Read this article. Be sure you can explain the methods (approach) for extracting data based on usability.
2. The Research Data Universe
The research data universe is complex, involving many actors using many types of data for many different scientific purposes. Recent years have witnessed the rise of a multitude of data collections that are robust and flexible, while allowing for heterogeneous data types and associated metadata developed to satisfy the wide range of requirements of diverse research communities.
Research Data
By research data, we mean scientific or technical measurements, values calculated, and observations or facts that can be represented by numbers, tables, graphs, models, text, or symbols and that are used as a basis for reasoning or further calculation. Such data may be generated by various means, including observation, computation, or experimentation. Scientists regard data as accurate representations of the physical world and as evidence to support claims.
Data can be distinguished by their origins - whether they are observational, computational, or experimental.
- Observational data are collected by direct observations and a particular feature of these data is that they cannot be recollected.
- Computational data are produced by executing a computer model or simulation; their feature is that they can be reproduced.
- Experimental data are collected by conducting experiments; in principle, data from experiments can be accurately reproduced. In practice, however, it may not be possible to reproduce precisely all of the experimental conditions.
Data can be referred to as raw, derivative, or verified.
- Raw data consist of original observations, such as those collected by satellite and beamed back to earth or generated by an instrument or sensor or collected by conducting an experiment.
- Derivative data are generated by processing activities.

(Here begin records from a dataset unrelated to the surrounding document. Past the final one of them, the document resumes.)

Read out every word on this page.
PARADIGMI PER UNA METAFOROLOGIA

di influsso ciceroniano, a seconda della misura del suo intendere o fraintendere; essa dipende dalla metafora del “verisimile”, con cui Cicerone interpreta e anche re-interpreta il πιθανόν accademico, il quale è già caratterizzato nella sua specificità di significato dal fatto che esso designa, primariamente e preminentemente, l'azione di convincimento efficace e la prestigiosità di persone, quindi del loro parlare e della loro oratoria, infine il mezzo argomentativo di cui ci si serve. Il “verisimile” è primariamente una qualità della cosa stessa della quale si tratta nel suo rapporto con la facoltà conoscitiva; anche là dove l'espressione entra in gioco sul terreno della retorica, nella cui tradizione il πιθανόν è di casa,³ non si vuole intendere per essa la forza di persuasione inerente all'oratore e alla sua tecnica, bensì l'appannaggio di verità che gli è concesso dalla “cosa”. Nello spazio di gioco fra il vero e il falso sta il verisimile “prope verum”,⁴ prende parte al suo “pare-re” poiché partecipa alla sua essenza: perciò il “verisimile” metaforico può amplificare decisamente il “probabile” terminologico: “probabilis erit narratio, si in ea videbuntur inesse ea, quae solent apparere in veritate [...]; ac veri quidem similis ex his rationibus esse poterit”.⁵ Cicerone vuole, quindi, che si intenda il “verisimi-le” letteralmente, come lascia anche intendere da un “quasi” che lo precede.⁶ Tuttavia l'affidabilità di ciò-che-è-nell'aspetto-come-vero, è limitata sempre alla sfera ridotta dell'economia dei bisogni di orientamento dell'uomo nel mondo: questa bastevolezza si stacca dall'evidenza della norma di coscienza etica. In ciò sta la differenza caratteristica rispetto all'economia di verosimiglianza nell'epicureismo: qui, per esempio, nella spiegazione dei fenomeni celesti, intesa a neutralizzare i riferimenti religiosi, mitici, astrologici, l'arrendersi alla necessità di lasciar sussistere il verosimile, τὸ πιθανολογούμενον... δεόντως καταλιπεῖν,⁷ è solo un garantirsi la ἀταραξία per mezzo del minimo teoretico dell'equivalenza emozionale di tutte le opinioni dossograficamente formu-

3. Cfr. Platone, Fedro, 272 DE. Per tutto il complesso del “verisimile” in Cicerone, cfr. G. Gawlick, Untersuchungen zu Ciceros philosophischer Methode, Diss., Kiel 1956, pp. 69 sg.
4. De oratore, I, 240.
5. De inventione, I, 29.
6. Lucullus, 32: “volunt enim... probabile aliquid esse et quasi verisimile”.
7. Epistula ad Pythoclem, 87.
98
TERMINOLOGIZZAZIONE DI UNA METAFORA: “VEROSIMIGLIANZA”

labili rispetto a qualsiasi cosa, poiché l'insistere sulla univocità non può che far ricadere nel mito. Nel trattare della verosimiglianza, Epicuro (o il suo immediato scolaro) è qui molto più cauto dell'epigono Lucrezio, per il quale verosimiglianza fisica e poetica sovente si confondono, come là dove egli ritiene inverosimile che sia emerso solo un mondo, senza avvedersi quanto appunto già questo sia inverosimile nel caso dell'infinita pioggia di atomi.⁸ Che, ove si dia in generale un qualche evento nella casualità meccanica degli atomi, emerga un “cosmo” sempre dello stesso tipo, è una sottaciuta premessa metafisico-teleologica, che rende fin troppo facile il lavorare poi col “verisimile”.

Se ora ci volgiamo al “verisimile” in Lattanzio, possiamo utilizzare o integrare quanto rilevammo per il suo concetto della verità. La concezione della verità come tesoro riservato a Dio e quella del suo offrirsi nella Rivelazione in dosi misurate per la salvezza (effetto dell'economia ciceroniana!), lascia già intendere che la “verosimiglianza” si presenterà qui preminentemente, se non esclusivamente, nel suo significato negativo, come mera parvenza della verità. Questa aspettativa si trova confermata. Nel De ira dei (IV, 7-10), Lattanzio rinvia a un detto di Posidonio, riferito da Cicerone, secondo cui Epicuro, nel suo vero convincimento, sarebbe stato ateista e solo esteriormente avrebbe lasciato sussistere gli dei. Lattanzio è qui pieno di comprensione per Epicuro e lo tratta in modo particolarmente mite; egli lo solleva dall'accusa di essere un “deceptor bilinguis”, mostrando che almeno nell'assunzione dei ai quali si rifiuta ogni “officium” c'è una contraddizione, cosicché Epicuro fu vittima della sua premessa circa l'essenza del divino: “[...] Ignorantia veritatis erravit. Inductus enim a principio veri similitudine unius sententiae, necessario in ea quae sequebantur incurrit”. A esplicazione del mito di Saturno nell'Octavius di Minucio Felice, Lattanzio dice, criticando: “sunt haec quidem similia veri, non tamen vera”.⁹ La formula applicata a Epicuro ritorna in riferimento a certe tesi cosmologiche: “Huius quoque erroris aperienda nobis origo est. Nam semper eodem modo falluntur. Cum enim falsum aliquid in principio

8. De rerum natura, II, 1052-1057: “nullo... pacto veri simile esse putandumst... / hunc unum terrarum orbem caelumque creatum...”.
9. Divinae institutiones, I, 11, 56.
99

The raw data are frequently subject to subsequent stages of refinement and analysis, depending on the research objectives. There may be a succession of versions. While the raw data may be the most complete form, derivative data may be more readily usable by others as processing usually makes data more usable, ordered or simplified, thus increasing their intelligibility.
- Verified data are generated by curatorial activities. Their quality and accuracy have, thus, been assured.
Data Collections/Databases
Scientific data are stored into managed data collections/databases. Data collections fall into one of three functional categories as reported in:
- Research Data Collections are the products of one or more focused research projects and typically contain data that are subject to limited processing or curation. They may or may not conform to community standards, such as standards for file formats, metadata structure, and content access policies.
- Resource or Community Data Collections serve a single science or engineering community. These digital collections often establish community-level standards either by selecting from among preexisting standards or by bringing the community together to develop new standards where they are absent or inadequate.
- Reference Data Collections are intended to serve large segments of the scientific and educational community. Characteristic features of this category of digital collections are the broad scope and diverse set of user communities including scientists, students, and educators from a wide variety of disciplinary, institutional, and geographical settings. In these circumstances, conformance to robust, well-established, and comprehensive standards is essential, and the selection of standards by reference collections often has the effect of creating a universal standard.
Data Actors
The main actors in the scientific data universe are:
- Data Authors are individuals or teams involved in research activities that generate digital data that are subsequently deposited in a data collection. Their interests lie in ensuring that they enjoy the benefits of their own work, including gaining appropriate credit and recognition, and that their results can be broadly disseminated and safely archived.
- Data Users are representatives of the scientific communities. Their interests lie in having ready access to data sets that are discoverable and intelligible, i.e., well defined and well documented.
- Data Managers are individuals responsible for the operation and maintenance of the data collections/databases.
- Data Scientists are information and computer scientists developing innovative concepts in database technology and information sciences, including scientific data modeling, data discovery, data visualization, etc., and applying these to the fields of science relevant to the data collection/database.
Data Uses
Data are used in different ways according to their contexts. Two broad categories of data use can be defined:
- End Use is defined as the ability of accessing a dataset to verify some fact or perform some job-related or personal task.
- Derivative Use is defined as the ability of building on a preexisting dataset by extracting information from one or more datasets in order to create a new dataset that can be used for the same, similar, or an entirely different purpose with respect to the original dataset(s).
Diversity in the Research Data Universe
In conclusion, we can affirm that research data exist in many different types and formats subject to varying legal, cultural, protective, and practical constraints. Data authors, managers, and users often come from different disciplinary, professional, cultural, and other settings with different needs, expectations, responsibilities, authorities, and expertise. These experts are subject to varying legal, physical, scientific, cultural, and other constraints.
The diversity in data, individuals, disciplines, contexts, and cultures is the big challenge faced by researchers in order to harness the accumulating data and knowledge produced by the research communities and make them reusable.